Recognizing the visual symptoms of nutrient deficiencies is the first step to identifying and correcting the problem. Soil and plant tissue tests can pinpoint the nutrient or nutrients needed, as well as the amounts required to correct the problem. Contact your local county extension office for more information on how to identify deficiency symptoms in ornamental plants, and how to submit soil and plant tissue for testing.
The symptoms of deficiencies of the three primary macro-nutrients first occur on the older leaves of ornamental plants. Lack of nitrogen (N) causes light green to yellow leaves on the whole plant and slow plant growth. Light greenish-yellow, red or wine colored leaves and stunted growth are symptoms of phosphorus (P) deficiency.
The symptoms of insufficient potassium (K) depend on the species of plant affected and the severity of the deficiency. Some indications are yellow or dead tissue between the veins of the leaves, dead tissue along the margins of the leaves or dead spots on the leaves.
Yellowing of leaves on an ornamental shrub is an indication of the lack of one of the secondary macro-nutrients. An insufficiency of calcium (Ca) causes yellow or light green uneven areas on the leaves, blunt stems and short thick roots. Solid yellow leaves indicate the lack of Sulfur (S).
The symptoms of magnesium (Mg) deficiency first occur on the older leaves with yellowing between the veins and along the margins, but no dead leaf tissue.

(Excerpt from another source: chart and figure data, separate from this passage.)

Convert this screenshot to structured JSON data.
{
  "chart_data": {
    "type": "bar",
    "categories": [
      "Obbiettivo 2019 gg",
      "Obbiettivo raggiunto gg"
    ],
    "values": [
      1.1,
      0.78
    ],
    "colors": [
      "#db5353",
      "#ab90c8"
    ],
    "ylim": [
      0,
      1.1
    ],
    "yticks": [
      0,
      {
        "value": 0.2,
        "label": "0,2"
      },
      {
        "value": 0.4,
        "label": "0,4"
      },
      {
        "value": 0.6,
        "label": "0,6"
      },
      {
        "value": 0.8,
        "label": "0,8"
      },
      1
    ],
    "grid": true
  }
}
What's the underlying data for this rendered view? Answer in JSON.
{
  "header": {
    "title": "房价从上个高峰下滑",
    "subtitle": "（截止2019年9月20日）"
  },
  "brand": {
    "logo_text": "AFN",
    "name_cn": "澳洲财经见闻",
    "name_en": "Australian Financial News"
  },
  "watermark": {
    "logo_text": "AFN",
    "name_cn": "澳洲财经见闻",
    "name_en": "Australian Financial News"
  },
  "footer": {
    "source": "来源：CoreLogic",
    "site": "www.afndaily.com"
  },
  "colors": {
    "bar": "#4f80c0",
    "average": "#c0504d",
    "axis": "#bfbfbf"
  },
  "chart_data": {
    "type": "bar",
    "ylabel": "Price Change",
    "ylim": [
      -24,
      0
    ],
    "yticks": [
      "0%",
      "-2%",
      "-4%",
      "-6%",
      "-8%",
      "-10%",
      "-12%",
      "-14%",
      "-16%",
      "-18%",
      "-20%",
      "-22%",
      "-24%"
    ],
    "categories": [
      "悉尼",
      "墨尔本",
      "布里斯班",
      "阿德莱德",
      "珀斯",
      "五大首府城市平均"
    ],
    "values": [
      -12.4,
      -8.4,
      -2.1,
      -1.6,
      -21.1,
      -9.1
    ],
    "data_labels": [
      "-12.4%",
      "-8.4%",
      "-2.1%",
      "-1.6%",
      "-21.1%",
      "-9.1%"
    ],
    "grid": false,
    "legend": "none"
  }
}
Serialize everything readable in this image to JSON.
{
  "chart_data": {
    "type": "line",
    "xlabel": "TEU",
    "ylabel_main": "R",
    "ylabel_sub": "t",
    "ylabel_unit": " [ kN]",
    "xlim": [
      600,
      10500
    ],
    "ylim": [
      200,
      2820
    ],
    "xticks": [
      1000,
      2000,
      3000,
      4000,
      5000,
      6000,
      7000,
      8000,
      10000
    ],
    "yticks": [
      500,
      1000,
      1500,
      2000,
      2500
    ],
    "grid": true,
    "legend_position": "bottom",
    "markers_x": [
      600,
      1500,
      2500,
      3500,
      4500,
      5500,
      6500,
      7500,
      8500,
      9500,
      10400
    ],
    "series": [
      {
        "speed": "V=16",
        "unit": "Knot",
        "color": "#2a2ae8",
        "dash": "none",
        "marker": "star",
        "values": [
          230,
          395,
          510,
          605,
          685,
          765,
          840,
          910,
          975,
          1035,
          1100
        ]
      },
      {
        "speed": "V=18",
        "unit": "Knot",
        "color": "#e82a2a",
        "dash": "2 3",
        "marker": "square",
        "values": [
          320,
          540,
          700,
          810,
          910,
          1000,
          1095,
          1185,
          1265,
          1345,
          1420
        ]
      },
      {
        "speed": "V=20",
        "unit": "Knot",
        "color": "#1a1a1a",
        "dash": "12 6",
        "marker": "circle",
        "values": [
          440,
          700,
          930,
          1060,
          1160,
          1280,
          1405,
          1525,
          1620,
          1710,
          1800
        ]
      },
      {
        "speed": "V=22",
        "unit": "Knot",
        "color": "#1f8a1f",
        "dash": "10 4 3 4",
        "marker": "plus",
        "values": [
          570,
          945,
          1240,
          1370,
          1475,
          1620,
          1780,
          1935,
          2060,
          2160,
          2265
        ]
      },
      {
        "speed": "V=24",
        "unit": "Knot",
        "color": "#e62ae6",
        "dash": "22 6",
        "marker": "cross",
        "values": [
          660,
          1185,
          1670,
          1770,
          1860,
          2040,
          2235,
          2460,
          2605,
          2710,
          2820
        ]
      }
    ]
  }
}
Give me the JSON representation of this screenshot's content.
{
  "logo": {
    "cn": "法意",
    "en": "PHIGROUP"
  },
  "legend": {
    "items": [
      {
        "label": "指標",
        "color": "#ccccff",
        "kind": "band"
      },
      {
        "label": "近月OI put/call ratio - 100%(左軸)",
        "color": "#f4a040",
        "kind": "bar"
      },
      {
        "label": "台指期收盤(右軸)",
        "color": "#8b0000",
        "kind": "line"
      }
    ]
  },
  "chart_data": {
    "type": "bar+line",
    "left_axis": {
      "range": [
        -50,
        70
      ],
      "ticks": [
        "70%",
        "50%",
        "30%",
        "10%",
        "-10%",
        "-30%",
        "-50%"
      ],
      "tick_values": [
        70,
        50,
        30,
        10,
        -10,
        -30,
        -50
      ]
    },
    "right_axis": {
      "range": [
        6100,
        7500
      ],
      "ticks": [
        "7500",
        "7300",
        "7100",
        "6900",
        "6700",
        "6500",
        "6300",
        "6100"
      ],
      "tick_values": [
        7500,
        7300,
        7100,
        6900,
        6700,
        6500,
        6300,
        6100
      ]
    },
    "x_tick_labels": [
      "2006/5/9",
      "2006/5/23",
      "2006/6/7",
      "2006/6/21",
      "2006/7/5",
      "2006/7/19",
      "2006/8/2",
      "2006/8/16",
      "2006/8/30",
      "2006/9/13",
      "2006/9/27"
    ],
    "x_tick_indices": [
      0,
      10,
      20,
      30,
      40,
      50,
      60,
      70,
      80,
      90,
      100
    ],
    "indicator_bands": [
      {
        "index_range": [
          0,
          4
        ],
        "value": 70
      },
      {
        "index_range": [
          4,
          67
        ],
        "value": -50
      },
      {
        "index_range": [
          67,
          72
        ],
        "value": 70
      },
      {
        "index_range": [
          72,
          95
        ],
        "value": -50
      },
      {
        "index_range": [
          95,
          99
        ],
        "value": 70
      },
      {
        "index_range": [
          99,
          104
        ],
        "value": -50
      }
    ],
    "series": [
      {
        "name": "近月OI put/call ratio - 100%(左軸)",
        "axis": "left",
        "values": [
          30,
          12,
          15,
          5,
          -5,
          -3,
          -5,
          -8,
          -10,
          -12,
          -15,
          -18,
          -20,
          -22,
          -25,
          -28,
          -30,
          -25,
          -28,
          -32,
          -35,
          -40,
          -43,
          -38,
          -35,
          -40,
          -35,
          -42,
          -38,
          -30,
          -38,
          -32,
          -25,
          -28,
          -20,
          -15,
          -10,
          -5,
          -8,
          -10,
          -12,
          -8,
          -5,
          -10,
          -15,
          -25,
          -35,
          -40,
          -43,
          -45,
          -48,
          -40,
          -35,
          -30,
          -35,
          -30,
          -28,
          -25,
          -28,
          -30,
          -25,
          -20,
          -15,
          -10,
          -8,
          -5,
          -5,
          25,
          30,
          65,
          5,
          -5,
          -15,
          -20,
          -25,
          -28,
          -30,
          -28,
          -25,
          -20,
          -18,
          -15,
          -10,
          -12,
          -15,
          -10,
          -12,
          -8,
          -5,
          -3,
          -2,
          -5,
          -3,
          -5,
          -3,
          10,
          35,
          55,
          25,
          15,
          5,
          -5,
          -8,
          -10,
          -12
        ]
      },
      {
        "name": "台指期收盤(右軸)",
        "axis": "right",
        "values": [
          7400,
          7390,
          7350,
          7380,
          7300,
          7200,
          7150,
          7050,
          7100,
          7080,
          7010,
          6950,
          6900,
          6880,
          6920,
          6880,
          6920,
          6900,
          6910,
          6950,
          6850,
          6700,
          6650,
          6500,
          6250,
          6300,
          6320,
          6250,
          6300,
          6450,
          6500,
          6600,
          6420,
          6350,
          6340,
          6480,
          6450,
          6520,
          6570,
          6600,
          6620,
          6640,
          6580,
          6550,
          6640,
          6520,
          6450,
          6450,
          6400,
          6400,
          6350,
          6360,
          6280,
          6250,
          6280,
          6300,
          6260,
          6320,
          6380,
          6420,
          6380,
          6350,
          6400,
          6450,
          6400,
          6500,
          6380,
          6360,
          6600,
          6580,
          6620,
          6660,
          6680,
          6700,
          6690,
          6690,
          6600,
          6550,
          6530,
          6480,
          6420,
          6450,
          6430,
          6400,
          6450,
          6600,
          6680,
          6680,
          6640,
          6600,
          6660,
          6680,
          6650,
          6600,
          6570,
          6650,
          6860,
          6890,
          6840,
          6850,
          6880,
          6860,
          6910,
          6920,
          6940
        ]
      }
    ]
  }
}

Affected plants produce small leaves, grow slowly, and in severe cases, drop their leaves.
The symptoms of micro-nutrient deficiencies appear on the newer leaves of ornamental plants. A lack of Boron (B) causes dark green, brittle leaves that are puckered or cupped on stems with short internodes.
A copper (Cu) deficiency results in yellow tissue between the veins of the leaves. A line of green tissue remains along the veins, along the edges and on the tips of the leaves. The symptoms spread rapidly and the leaves quickly die.
Iron deficiency is common in alkaline or poorly drained soil, as well as in plants with nematodes or root rot. The main symptom is yellowing between the veins of the leaves. Affected plants produce small, nearly white leaves in severe cases.
Symptoms of Manganese (Mn) deficiency vary among affected species of plants. Most have yellowing of the leaves between the veins. Others may have yellow or dead spots in the leaves. As the conditions worsen, affected plants produce tiny leaves and tip dieback occurs.
A lack of zinc (Zn) causes small leaves, stems with short internodes and yellowing of the leaf tissue between the veins with some green remaining along the veins. Leaves may grow in a rosette--a group of curled leaves.